Amazon CEO Jeff Bezos
Amazon CEO Jeff Bezos
Amazon CEO Jeff Bezos
Matt Winkelmeyer/Getty Images for WIRED25

Amazon CEO Jeff Bezos isn’t just focused on selling you everything you’ve ever wanted, or on winning another Emmy.

Bezos, who also runs Blue Origin, a rocket company he called the “most important thing I’m working on,” is also focused on sending people into space on what he called a “tourism mission.”

Bezos wants to launch this mission next year.

“I’m hopeful that that will happen in 2019,” Bezos said Monday when he spoke at the Wired Summit in San Francisco. “I was hopeful it would happen in 2018. I keep telling the team it’s not a race. I want this to be the safest space vehicle in the history of space vehicles.”
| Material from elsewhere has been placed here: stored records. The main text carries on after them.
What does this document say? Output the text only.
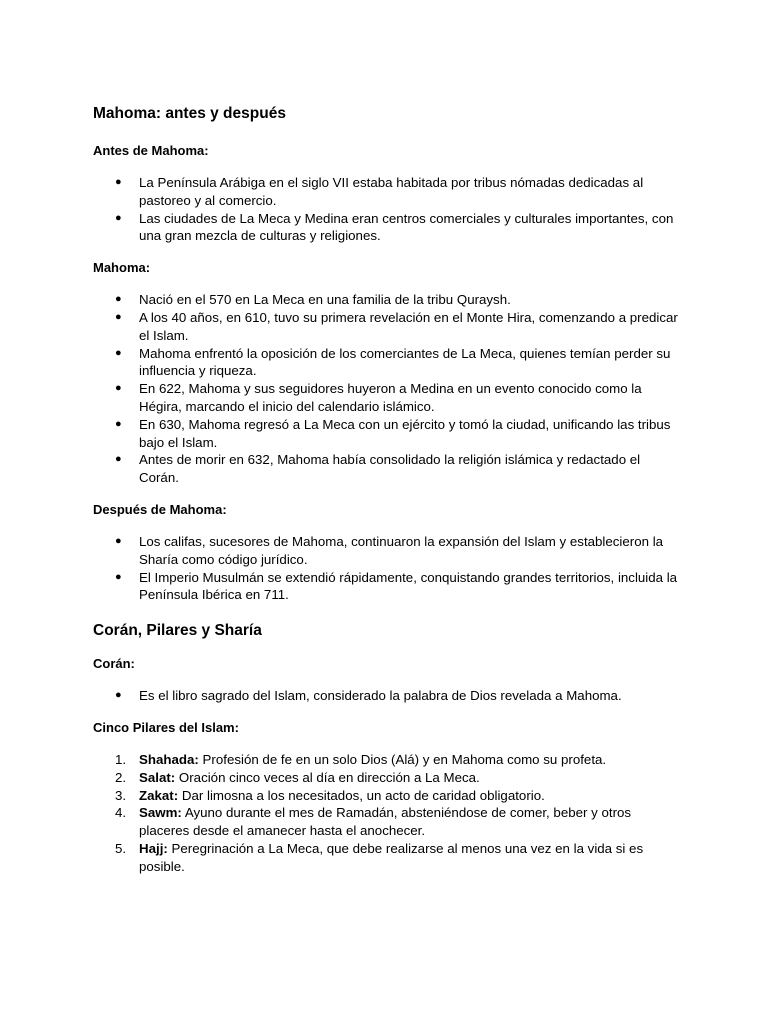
Mahoma: antes y después
Antes de Mahoma:
● La Península Arábiga en el siglo VII estaba habitada por tribus nómadas dedicadas al pastoreo y al comercio.
● Las ciudades de La Meca y Medina eran centros comerciales y culturales importantes, con una gran mezcla de culturas y religiones.
Mahoma:
● Nació en el 570 en La Meca en una familia de la tribu Quraysh.
● A los 40 años, en 610, tuvo su primera revelación en el Monte Hira, comenzando a predicar el Islam.
● Mahoma enfrentó la oposición de los comerciantes de La Meca, quienes temían perder su influencia y riqueza.
● En 622, Mahoma y sus seguidores huyeron a Medina en un evento conocido como la Hégira, marcando el inicio del calendario islámico.
● En 630, Mahoma regresó a La Meca con un ejército y tomó la ciudad, unificando las tribus bajo el Islam.
● Antes de morir en 632, Mahoma había consolidado la religión islámica y redactado el Corán.
Después de Mahoma:
● Los califas, sucesores de Mahoma, continuaron la expansión del Islam y establecieron la Sharía como código jurídico.
● El Imperio Musulmán se extendió rápidamente, conquistando grandes territorios, incluida la Península Ibérica en 711.
Corán, Pilares y Sharía
Corán:
● Es el libro sagrado del Islam, considerado la palabra de Dios revelada a Mahoma.
Cinco Pilares del Islam:
1. Shahada: Profesión de fe en un solo Dios (Alá) y en Mahoma como su profeta.
2. Salat: Oración cinco veces al día en dirección a La Meca.
3. Zakat: Dar limosna a los necesitados, un acto de caridad obligatorio.
4. Sawm: Ayuno durante el mes de Ramadán, absteniéndose de comer, beber y otros placeres desde el amanecer hasta el anochecer.
5. Hajj: Peregrinación a La Meca, que debe realizarse al menos una vez en la vida si es posible.
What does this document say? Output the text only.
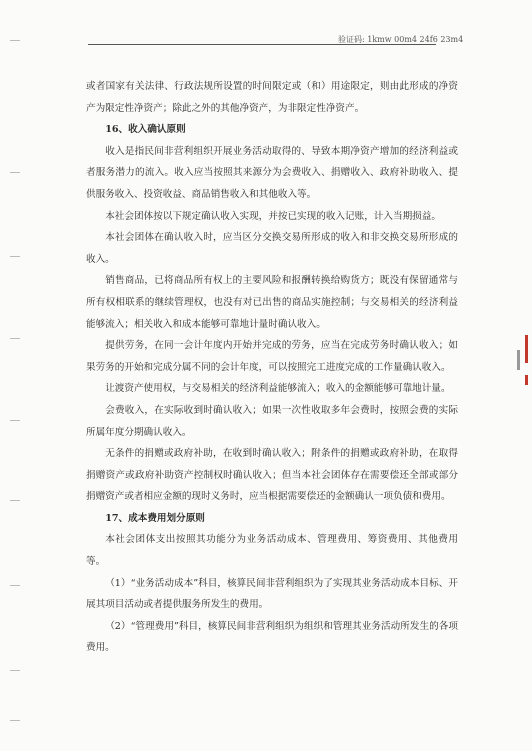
验证码: 1kmw 00m4 24f6 23m4

或者国家有关法律、行政法规所设置的时间限定或（和）用途限定，则由此形成的净资产为限定性净资产；除此之外的其他净资产，为非限定性净资产。

16、收入确认原则

收入是指民间非营利组织开展业务活动取得的、导致本期净资产增加的经济利益或者服务潜力的流入。收入应当按照其来源分为会费收入、捐赠收入、政府补助收入、提供服务收入、投资收益、商品销售收入和其他收入等。

本社会团体按以下规定确认收入实现，并按已实现的收入记账，计入当期损益。

本社会团体在确认收入时，应当区分交换交易所形成的收入和非交换交易所形成的收入。

销售商品，已将商品所有权上的主要风险和报酬转换给购货方；既没有保留通常与所有权相联系的继续管理权，也没有对已出售的商品实施控制；与交易相关的经济利益能够流入；相关收入和成本能够可靠地计量时确认收入。

提供劳务，在同一会计年度内开始并完成的劳务，应当在完成劳务时确认收入；如果劳务的开始和完成分属不同的会计年度，可以按照完工进度完成的工作量确认收入。

让渡资产使用权，与交易相关的经济利益能够流入；收入的金额能够可靠地计量。

会费收入，在实际收到时确认收入；如果一次性收取多年会费时，按照会费的实际所属年度分期确认收入。

无条件的捐赠或政府补助，在收到时确认收入；附条件的捐赠或政府补助，在取得捐赠资产或政府补助资产控制权时确认收入；但当本社会团体存在需要偿还全部或部分捐赠资产或者相应金额的现时义务时，应当根据需要偿还的金额确认一项负债和费用。

17、成本费用划分原则

本社会团体支出按照其功能分为业务活动成本、管理费用、筹资费用、其他费用等。

（1）“业务活动成本”科目，核算民间非营利组织为了实现其业务活动成本目标、开展其项目活动或者提供服务所发生的费用。

（2）“管理费用”科目，核算民间非营利组织为组织和管理其业务活动所发生的各项费用。
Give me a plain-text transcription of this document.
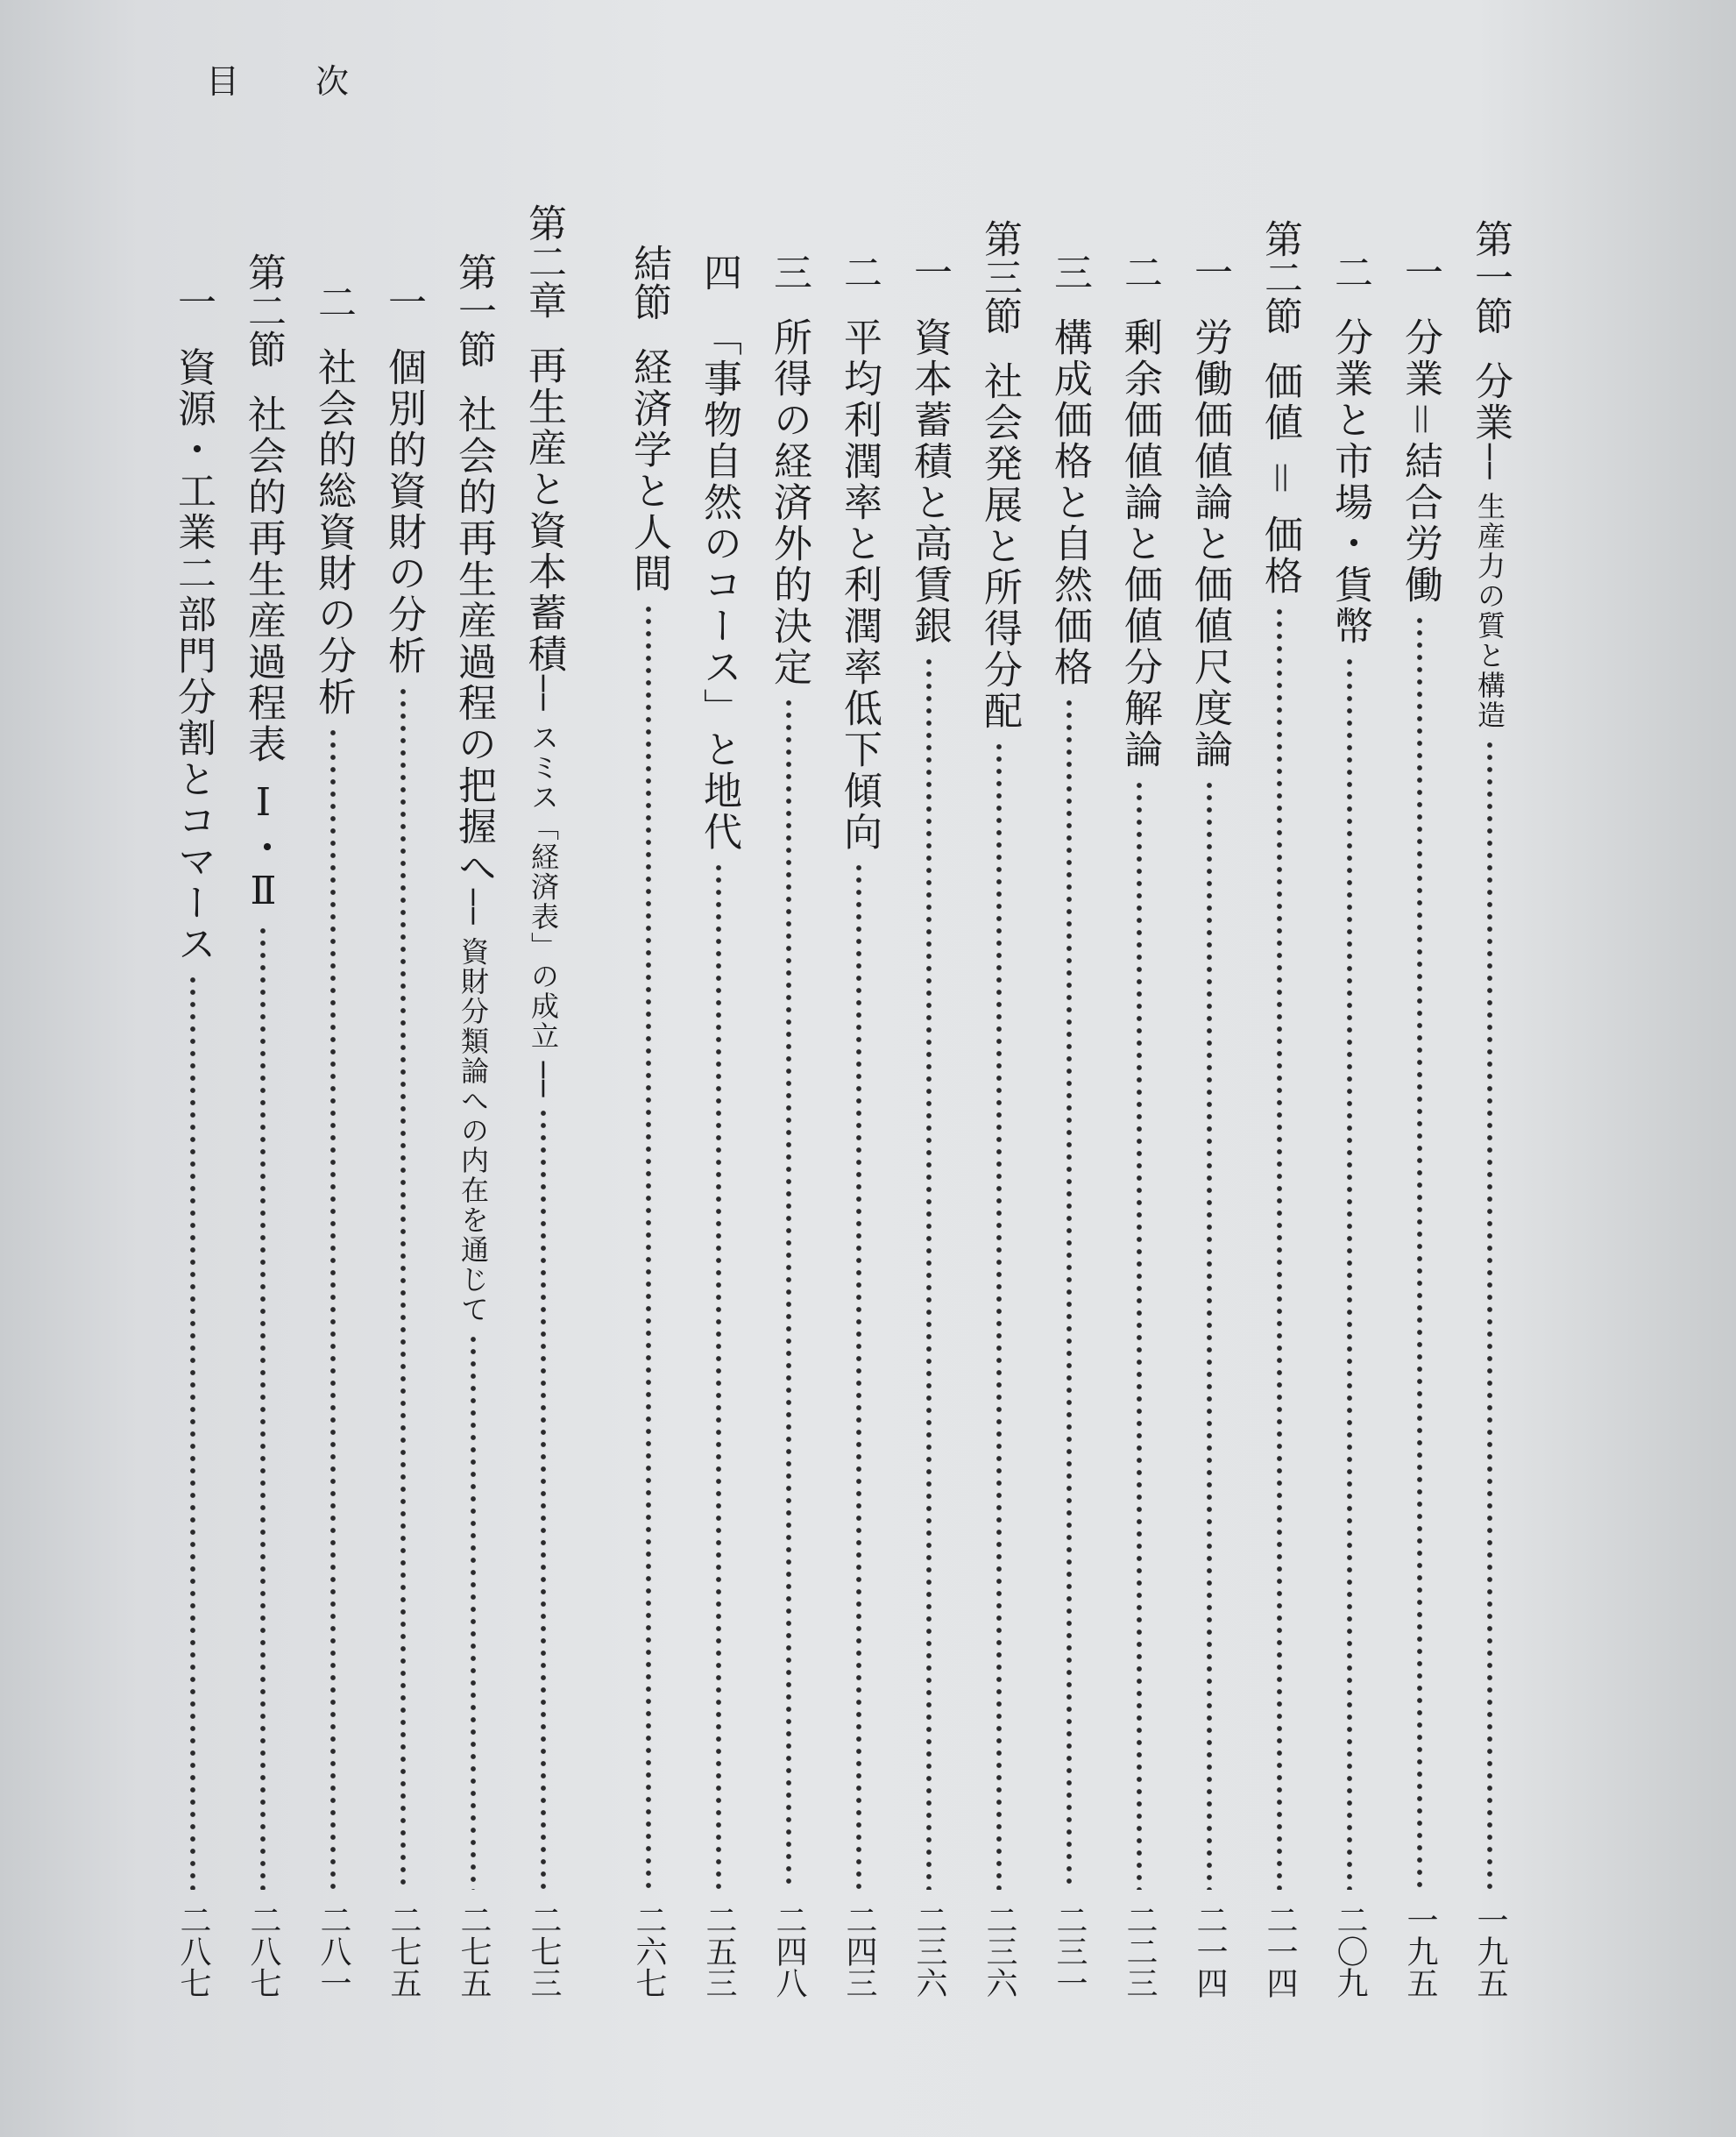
目 次
第一節
分業
── 生産力の質と構造
一九五
一
分業＝結合労働
一九五
二
分業と市場・貨幣
二〇九
第二節
価値 ＝ 価格
二一四
一
労働価値論と価値尺度論
二一四
二
剰余価値論と価値分解論
二二三
三
構成価格と自然価格
二三一
第三節
社会発展と所得分配
二三六
一
資本蓄積と高賃銀
二三六
二
平均利潤率と利潤率低下傾向
二四三
三
所得の経済外的決定
二四八
四
「事物自然のコース」と地代
二五三
結節
経済学と人間
二六七
第二章
再生産と資本蓄積
── スミス「経済表」の成立 ──
二七三
第一節
社会的再生産過程の把握へ
── 資財分類論への内在を通じて
二七五
一
個別的資財の分析
二七五
二
社会的総資財の分析
二八一
第二節
社会的再生産過程表 Ⅰ・Ⅱ
二八七
一
資源・工業二部門分割とコマース
二八七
Blue Origin’s New Shepard rocket has a capsule large enough to hold six “paying astronauts,” Bezos said, basically regular tourists with the ready cash for a round-trip ticket to space. (He didn’t say how much it will cost.) Bezos doesn’t even plan to have a Blue Origin employee in the capsule to supervise.

“They’ll have a day or two of training,” Bezos added. “I’m pushing for a day. I don’t think you need two days of training for this.”

It’s an ambitious goal. Rival rocket company SpaceX, run by billionaire Elon Musk, hopes to send a man to the moon by 2023.

Blue Origin isn’t just focused on sending tourists to space. The company also has a new defense contract with the U.S. government to create rockets for satellite launches.

“If big tech companies are going to turn their back on the U.S. Department of Defense, this country is going to be in trouble,” Bezos said. “I know everybody is very conflicted about the current politics in this country. This country is a gem. It is amazing. It’s the best place in the world. It’s the place where people want to come.

“There aren’t other countries where everybody’s trying to get in. I’d let ‘em in if it were up to me. I like ‘em. I want all of them.”